In practice, authorities require:
✅ Re-publication of all creditor announcements:
3 announcements must be re-issued
Same rules apply (7 days apart)
⏳ Restart of the waiting period:
The 3-month countdown resets
Starts again after the new third announcement
5. Timeline Impact (Real Example)
| Step | Original Timeline | After Address Change |
|---|---|---|
| 1st Announcement | March 23 | — |
| 3rd Announcement | April 6 | — |
| Expected Closure | July 6 | ❌ Invalid |
| New 3rd Announcement | May (new cycle) | ✔ |
| New Closure Date | August–September | ✔ |
👉 Net delay: 3–4 months
6. Why This Matters for Foreign Companies
Foreign investors are particularly exposed due to:
Use of virtual offices / serviced offices
Frequent relocation during restructuring
Lack of awareness of local registry practices
Key risks:
❌ Rejected liquidation closure filings
❌ Extended compliance obligations (tax, accounting, filings)

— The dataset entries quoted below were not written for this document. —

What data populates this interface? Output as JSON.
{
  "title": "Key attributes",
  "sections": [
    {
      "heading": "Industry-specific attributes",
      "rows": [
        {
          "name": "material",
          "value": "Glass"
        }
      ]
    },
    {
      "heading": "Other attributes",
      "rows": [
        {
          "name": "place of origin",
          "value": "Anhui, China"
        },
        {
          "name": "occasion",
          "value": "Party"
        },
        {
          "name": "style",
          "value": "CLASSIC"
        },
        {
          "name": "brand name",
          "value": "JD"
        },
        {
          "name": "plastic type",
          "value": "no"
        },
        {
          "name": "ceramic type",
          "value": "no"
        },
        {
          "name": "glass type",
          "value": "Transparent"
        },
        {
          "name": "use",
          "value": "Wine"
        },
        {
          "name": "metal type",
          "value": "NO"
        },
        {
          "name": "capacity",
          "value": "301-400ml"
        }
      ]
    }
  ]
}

❌ Additional advisory and operational costs
❌ Potential liability exposure for liquidators
7. Practical Recommendations (From a CPA Perspective)
To avoid delays:
✔ Lock the registered address before liquidation
Do not initiate liquidation if an address change is expected.
✔ Avoid address changes during the process
Even minor changes can trigger a reset.
✔ Coordinate with advisors before any corporate action
Address, shareholding, and board changes can all impact liquidation.
✔ Monitor announcement timeline precisely
Improper spacing or missing announcements creates similar risks.
8. Key Takeaway
Liquidation in Turkey is not just a formal process — it is highly sensitive to procedural compliance.
A simple operational change like updating your company address can:
Invalidate creditor notifications
Restart statutory waiting periods
Delay closure by several months
Conclusion: Plan Before You Liquidate
For foreign companies, liquidation in Turkey requires more than a decision — it requires precision in execution.
Address management is not an administrative detail; it is a legal trigger point that can materially impact your exit timeline.
Need Support with Liquidation in Turkey?
At OZM Consultancy, we assist international companies with:
End-to-end liquidation management
Trade registry procedures
Tax clearance and final filings
Risk assessment before liquidation
📩 Contact: info@ozmconsultancy.com
FAQ
Does liquidation restart if the address changes in Turkey?
No, the liquidation itself continues. However, creditor announcements must be repeated, and the waiting period restarts.
How many announcements are required?
Three announcements, each at least 7 days apart.
When does the 3-month waiting period begin?
After the third announcement is published.
Can liquidation be completed earlier?
No, the 3-month period is mandatory under Turkish law.